Few laboratory studies compared tertiary gas injection using N2, CH4, and CO2. However, these studies only focussed on oil recovery without examining CO2 storage. This study experimentally compares the oil recovery performance of tertiary N2, CH4, and CO2 injection into a composite Hutton Sandstone core taken from the Inland oil field, Australia. CO2 storage during tertiary CO2 injection is recorded. The core receives an initial injection, which is oil; then a secondary injection, which is water; and finally a tertiary injection, which is N2, CH4, or CO2. Pressure difference across the core and fluid production are recorded. Compositional analysis is performed on the produced oil samples.
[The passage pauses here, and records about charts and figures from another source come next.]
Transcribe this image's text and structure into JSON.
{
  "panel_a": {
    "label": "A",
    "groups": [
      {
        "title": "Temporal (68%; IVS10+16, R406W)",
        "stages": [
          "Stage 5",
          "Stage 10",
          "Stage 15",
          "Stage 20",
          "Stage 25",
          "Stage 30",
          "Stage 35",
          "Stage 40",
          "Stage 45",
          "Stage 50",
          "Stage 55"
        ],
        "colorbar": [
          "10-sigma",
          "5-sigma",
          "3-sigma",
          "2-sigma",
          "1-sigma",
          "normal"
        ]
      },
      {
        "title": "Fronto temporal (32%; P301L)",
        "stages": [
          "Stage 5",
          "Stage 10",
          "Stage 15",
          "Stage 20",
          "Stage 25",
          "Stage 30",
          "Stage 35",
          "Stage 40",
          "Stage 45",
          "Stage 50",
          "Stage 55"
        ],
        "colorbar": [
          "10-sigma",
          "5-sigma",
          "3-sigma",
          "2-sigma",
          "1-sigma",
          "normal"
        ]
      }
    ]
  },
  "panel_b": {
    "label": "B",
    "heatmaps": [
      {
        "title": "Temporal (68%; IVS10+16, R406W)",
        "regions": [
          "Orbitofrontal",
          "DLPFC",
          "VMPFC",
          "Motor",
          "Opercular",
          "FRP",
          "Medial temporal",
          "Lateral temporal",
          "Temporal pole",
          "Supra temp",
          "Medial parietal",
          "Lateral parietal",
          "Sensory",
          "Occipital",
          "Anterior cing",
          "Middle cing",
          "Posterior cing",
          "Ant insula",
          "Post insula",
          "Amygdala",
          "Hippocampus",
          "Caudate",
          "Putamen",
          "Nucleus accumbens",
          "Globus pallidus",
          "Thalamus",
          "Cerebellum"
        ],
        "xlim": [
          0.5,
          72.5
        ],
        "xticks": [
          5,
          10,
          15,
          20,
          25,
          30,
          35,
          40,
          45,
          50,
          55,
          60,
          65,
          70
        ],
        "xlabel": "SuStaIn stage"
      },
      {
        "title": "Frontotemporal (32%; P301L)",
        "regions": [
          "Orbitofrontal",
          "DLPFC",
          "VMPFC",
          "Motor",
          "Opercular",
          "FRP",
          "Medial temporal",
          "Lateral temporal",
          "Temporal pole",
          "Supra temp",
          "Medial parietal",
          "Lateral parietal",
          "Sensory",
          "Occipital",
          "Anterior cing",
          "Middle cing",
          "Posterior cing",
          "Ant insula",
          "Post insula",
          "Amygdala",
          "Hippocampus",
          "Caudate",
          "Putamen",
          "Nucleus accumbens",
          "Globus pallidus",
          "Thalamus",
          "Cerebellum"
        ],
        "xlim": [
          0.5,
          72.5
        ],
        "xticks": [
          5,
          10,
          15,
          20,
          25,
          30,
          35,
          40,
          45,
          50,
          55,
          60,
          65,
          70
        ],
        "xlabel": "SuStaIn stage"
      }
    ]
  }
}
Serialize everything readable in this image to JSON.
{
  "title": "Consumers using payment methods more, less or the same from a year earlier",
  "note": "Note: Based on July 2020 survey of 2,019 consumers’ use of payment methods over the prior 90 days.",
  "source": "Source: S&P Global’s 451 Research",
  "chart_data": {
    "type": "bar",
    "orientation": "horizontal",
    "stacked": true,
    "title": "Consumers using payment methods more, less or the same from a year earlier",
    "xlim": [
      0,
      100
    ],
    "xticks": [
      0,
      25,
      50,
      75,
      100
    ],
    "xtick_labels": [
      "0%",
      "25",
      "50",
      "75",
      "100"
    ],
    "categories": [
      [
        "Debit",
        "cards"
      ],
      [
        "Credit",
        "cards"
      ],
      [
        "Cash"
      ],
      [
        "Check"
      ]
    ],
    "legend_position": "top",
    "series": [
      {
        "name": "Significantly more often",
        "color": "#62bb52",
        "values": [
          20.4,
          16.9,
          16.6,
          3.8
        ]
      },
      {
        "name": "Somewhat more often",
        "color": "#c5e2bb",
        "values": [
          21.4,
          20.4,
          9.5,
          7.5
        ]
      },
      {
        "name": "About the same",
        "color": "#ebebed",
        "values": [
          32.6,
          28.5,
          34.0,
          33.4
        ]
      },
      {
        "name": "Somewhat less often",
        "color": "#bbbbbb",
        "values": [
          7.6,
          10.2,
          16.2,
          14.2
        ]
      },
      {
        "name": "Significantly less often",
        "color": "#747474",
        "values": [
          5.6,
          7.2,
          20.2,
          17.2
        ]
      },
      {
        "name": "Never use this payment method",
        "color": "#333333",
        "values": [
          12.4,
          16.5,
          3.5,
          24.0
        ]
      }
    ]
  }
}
To estimate oil saturation distribution in the core, numerical simulations are run to simulate the injection experiment.Tertiary oil recovery for CO2 injection is found to be 23.1% of the original oil in-place, which far exceeds the 7.3% for CH4 injection and 5.3% for N2 injection. Ultimate oil recovery was 76.5% for tertiary CO2 injection, 59.6% for tertiary CH4 injection, and 58.3% for tertiary N2 injection. We observed that tertiary oil recovery for each injected gas begins with the oil bank it has generated being produced at a reasonably constant rate after which, the production rate declines reflecting the declining oil concentration in the oil bank. For tertiary CO2 injection, mass transfer between oil and CO2 is observed, which is found to lead to more production of the lighter oil after the oil bank production stage. In addition, tertiary CO2 injection is found to store 0.57 pore volume of the injected CO2 in the core.